The impact of climate change was undeniable in the Boulder County fires

Regional land managers draw a clear line between the fire and climate change.

“This is a result of climate change,” said Stefan Reinold, the resource manager for parks and open space in Boulder County. “It is impacting communities across the west. This drought and having no snow is outside the norm.”

About a third of the area burned by the Marshall fire covers open space owned by the city of Boulder, said John Potter, the resource manager for the city’s open space department. He said that rising temperatures across the country are worsening similar disasters, including wildfires that ravaged California and Oregon last year.
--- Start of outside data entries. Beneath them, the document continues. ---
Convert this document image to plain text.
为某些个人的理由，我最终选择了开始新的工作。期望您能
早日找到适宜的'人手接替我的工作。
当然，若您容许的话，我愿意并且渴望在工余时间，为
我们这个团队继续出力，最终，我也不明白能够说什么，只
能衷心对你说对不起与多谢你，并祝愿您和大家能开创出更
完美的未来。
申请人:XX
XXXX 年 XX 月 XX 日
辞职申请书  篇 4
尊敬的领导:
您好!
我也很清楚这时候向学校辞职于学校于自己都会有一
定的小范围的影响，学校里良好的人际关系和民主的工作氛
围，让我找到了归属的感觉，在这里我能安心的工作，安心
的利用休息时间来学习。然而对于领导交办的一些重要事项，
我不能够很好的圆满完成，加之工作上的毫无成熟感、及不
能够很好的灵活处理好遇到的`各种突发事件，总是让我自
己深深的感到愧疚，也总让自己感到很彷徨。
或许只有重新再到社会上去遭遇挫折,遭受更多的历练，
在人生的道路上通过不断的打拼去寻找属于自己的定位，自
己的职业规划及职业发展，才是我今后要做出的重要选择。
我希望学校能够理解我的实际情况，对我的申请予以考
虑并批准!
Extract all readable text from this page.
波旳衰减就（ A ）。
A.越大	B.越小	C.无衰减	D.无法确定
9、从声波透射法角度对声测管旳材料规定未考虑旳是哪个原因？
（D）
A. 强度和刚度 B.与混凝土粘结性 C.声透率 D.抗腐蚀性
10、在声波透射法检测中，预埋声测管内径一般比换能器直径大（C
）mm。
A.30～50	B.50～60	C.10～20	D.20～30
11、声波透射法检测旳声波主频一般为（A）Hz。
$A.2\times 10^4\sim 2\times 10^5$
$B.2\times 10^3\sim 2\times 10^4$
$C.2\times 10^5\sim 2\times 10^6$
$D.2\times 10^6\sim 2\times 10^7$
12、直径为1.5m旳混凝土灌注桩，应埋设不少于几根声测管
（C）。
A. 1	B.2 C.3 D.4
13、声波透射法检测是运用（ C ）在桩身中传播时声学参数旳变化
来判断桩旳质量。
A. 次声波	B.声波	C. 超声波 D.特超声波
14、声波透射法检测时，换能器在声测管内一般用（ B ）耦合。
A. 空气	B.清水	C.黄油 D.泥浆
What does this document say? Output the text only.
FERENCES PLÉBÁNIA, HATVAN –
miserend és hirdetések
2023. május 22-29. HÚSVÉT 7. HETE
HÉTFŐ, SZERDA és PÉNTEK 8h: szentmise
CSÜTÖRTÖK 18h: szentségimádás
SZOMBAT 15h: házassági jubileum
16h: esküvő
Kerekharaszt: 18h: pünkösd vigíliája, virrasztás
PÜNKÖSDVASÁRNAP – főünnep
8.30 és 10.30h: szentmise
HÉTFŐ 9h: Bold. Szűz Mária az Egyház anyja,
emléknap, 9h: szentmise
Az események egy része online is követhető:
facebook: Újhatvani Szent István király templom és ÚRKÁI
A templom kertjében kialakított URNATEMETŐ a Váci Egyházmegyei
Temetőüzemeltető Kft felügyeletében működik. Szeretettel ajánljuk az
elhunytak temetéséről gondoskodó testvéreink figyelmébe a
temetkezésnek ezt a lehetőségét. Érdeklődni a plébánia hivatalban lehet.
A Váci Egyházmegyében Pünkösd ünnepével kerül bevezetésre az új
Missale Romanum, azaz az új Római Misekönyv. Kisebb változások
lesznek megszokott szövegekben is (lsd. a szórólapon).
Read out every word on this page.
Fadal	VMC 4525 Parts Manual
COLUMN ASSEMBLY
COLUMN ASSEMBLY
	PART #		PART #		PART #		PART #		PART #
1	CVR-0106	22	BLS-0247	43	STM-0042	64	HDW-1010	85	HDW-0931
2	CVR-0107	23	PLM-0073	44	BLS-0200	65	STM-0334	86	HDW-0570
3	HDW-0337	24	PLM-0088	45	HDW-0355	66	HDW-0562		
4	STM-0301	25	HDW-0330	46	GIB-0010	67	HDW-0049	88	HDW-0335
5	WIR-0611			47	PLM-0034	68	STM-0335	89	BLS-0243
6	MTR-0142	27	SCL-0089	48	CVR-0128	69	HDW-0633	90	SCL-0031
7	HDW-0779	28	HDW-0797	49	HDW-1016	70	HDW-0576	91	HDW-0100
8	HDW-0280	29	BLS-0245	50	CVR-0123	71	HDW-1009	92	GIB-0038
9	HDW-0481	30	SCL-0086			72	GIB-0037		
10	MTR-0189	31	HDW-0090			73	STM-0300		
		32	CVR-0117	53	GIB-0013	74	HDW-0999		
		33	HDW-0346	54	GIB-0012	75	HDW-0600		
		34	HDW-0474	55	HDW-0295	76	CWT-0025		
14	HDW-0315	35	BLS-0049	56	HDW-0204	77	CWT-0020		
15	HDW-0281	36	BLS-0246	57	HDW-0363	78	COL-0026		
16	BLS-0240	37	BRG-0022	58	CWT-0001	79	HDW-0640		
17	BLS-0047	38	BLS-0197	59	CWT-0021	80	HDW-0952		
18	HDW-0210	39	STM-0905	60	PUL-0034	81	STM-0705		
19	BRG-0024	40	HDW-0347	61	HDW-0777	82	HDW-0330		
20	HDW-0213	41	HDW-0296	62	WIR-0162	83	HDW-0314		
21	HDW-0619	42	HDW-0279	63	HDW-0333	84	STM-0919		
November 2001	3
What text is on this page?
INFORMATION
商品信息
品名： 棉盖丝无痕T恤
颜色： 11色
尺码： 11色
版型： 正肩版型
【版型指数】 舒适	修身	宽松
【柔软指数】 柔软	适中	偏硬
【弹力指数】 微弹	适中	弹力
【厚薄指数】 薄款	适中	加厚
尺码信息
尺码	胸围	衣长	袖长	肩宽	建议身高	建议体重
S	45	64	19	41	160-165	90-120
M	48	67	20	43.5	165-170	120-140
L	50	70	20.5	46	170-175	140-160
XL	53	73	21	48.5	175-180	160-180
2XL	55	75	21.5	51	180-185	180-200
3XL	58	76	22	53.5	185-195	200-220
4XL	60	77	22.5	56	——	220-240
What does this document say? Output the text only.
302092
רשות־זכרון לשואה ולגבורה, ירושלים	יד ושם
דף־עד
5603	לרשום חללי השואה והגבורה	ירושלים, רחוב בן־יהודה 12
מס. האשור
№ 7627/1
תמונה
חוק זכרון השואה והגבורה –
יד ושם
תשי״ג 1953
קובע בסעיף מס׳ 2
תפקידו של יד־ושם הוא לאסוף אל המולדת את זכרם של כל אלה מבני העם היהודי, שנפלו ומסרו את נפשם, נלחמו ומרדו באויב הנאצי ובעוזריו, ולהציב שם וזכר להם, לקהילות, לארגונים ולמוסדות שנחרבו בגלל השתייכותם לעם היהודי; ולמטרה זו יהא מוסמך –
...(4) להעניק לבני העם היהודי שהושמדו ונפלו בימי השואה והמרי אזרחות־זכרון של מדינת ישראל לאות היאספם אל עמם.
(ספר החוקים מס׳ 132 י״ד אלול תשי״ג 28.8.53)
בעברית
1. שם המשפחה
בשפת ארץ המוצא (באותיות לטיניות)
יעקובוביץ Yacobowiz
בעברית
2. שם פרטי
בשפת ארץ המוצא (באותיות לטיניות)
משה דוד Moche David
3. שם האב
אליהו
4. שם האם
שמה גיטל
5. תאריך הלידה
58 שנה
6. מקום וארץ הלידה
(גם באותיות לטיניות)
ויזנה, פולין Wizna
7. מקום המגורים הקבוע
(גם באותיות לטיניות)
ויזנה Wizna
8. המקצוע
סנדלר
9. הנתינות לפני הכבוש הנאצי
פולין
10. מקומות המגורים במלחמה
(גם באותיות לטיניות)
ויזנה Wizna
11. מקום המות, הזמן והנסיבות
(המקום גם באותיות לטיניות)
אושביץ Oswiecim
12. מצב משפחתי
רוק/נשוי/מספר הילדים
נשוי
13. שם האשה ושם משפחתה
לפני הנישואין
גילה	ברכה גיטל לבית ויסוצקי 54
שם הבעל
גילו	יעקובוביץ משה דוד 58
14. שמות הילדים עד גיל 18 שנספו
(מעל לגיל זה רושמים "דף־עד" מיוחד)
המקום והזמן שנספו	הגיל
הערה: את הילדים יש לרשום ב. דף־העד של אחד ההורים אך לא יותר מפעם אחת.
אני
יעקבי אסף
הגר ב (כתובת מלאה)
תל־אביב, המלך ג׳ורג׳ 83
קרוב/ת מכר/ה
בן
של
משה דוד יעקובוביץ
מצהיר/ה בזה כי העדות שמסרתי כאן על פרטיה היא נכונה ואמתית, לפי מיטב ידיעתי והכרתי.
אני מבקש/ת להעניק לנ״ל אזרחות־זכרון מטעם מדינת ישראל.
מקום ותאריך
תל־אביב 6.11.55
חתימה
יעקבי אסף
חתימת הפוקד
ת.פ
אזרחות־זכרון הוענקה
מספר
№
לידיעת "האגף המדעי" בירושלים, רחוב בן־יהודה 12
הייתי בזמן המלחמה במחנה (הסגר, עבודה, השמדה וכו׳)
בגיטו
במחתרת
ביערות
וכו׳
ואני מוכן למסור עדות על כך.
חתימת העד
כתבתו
“All over the place, we’re seeing these situations that are not typical for land managers, it’s not what we’ve seen in the past,” he said.

The speed and destruction of the Marshall fire is cause for land managers and other agencies to rethink how they preserve natural lands and protect the residential communities near them, Potter and Reinold said.

This could mean more prescribed burns to reduce the amount of grass that could fuel future fires, Potter said. Those controlled, intentionally set fires come with their own challenges, including requiring the right conditions to ensure a fire does not grow out of control. 

Potter doesn’t think prescribed fires in Boulder County would have offset the power of the high winds that drove the Marshall fire.

“No prescribed burn could’ve prevented what we saw last week,” he said.